EPSTEIN: No. I want to put on the great dramatists, and I would like to try to discover new ones. But I don't feel that the public ought to have good plays. I think the public wants good plays, so I don't see why they shouldn't have them, and it will give me a great sense of satisfaction to direct, present and produce those plays. But there's no 'ought,' so far as I'm concerned.
HARRIS: You don't have any moral feeling about culture?
EPSTEIN: No. Culture is the entertainment of people with good taste, that is to say, people who enjoy beauty and are honest enough not to pretend they are enjoying themselves when they are not. It needn't be classical music. It can be good clowning. Arthur Askey in my view is a great artist. Very witty, too. When I met him for the first time the other day, he said: 'Ah, how do you do, Mr. Epstein. I used to know the other chiseller.'
HARRIS: You aren't worried at the thought that you and your Beatles might be having a bad effect on teenagers?
EPSTEIN: What bad effect? Some people talk of teenager hysteria about the Beatles. I don't see it.
If they break things up, that's bad. Quite different. But what's wrong in a good scream? Their fathers and their grandfathers roar their heads off at football matches on Saturday afternoons.

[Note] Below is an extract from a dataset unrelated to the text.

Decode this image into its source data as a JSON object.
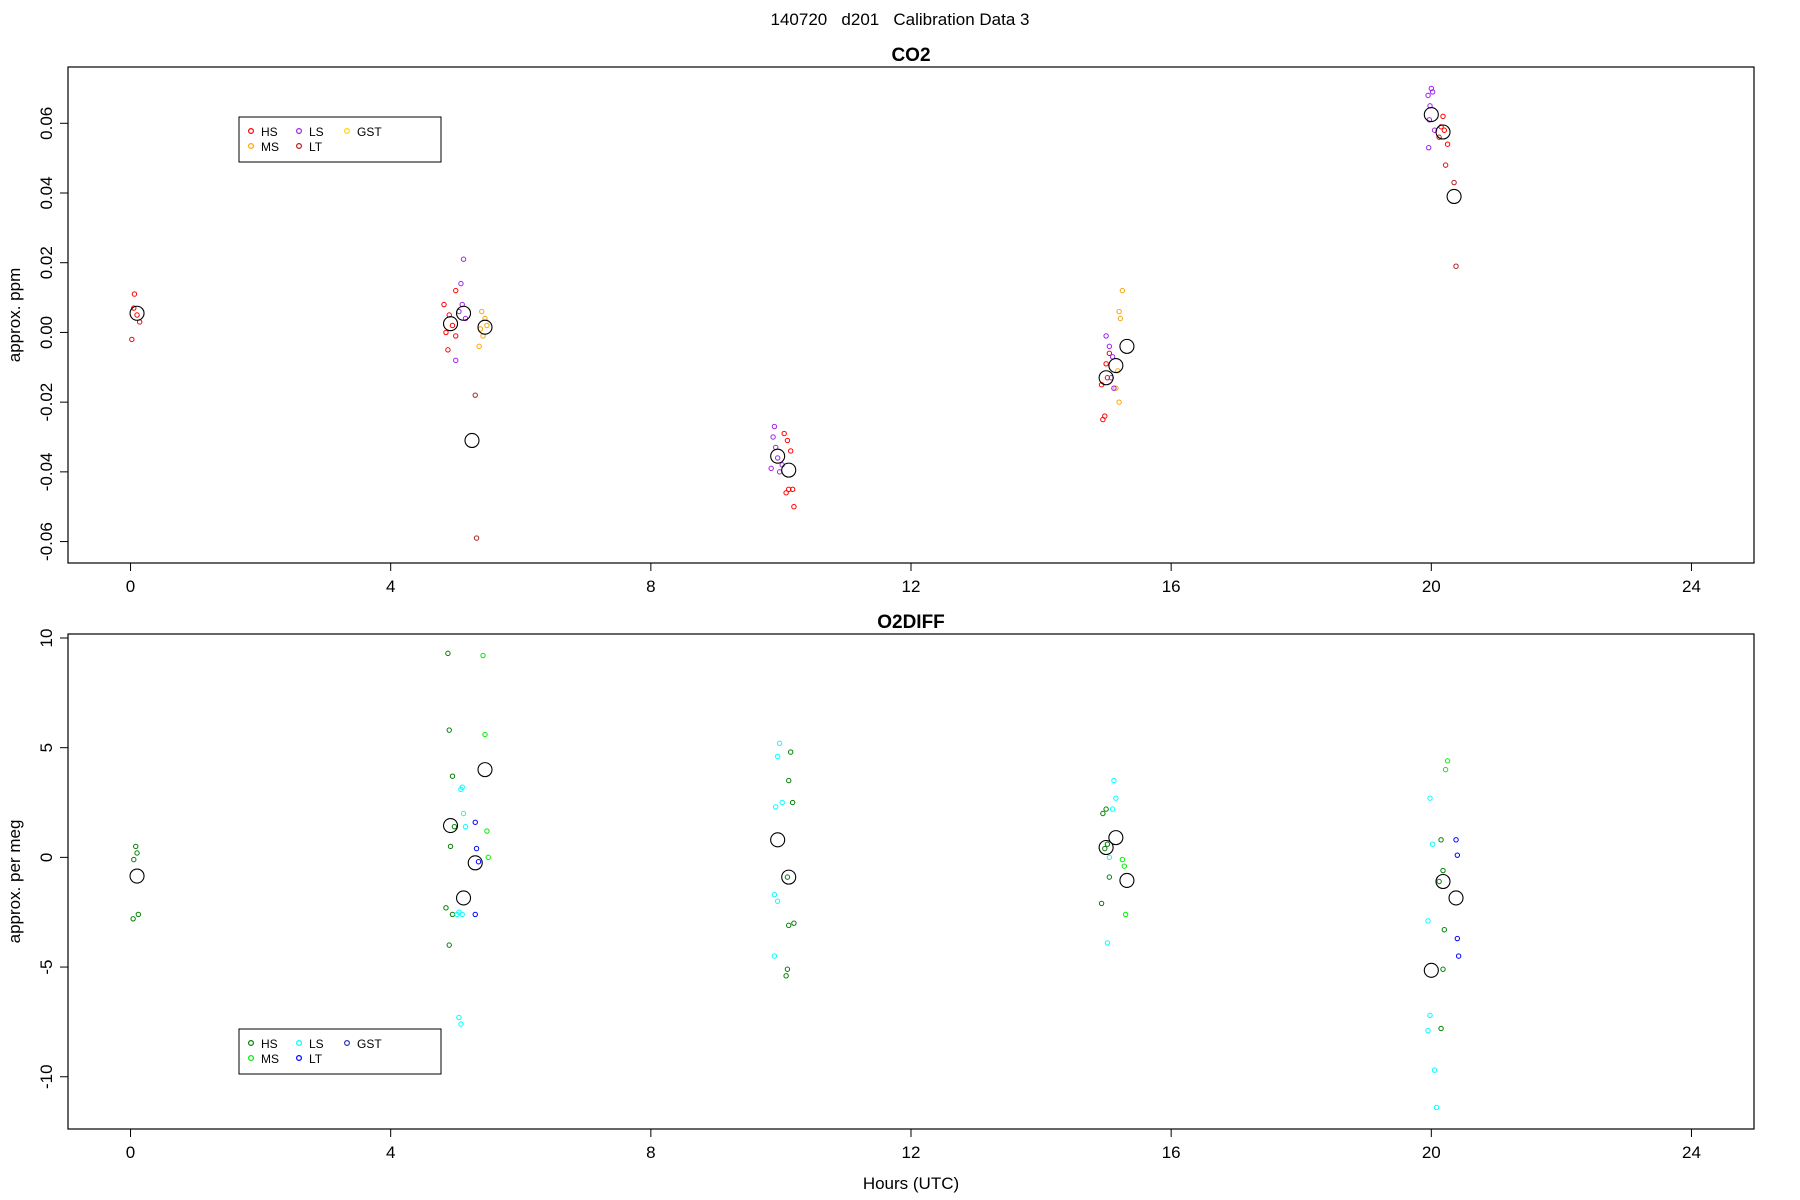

I saw a girl sitting in the front row the other night. She had her hands to her head and she was screaming - you know, 'Aieeee' -you say screaming, but they're not shouting 'Help!' or 'Murder!'
In the middle of it, her handbag dropped off her lap. She stopped screaming, bent down, picked it up, had a quick inspection to make sure nothing had fallen out or got broken, put it back safely between her thigh and the edge of the seat so it wouldn't fall again, put her hands to her head, and started up again 'Aieeeee!'
That's not hysteria, that's self expression.
HARRIS: A last question then, Mr. Epstein. You say you haven't a sense of mission, though you have a personal ambition, and you say you aren't interested in making money. Are you going to use your money to do anything which hasn't been done already?
EPSTEIN: Yes, I am. At the moment the public is being given too much in the way of entertainment which is in the bill not because it is the best available or because the public wants it, but for reasons of show-business politics. I want to try to use my capital to put on what I think is the best of its kind.
You see, Mr. Harris, even when you're only 29 life is short, you get older every day, and if you are interested in doing things for and with people there just isn't time to hang about looking important. You want to get things done.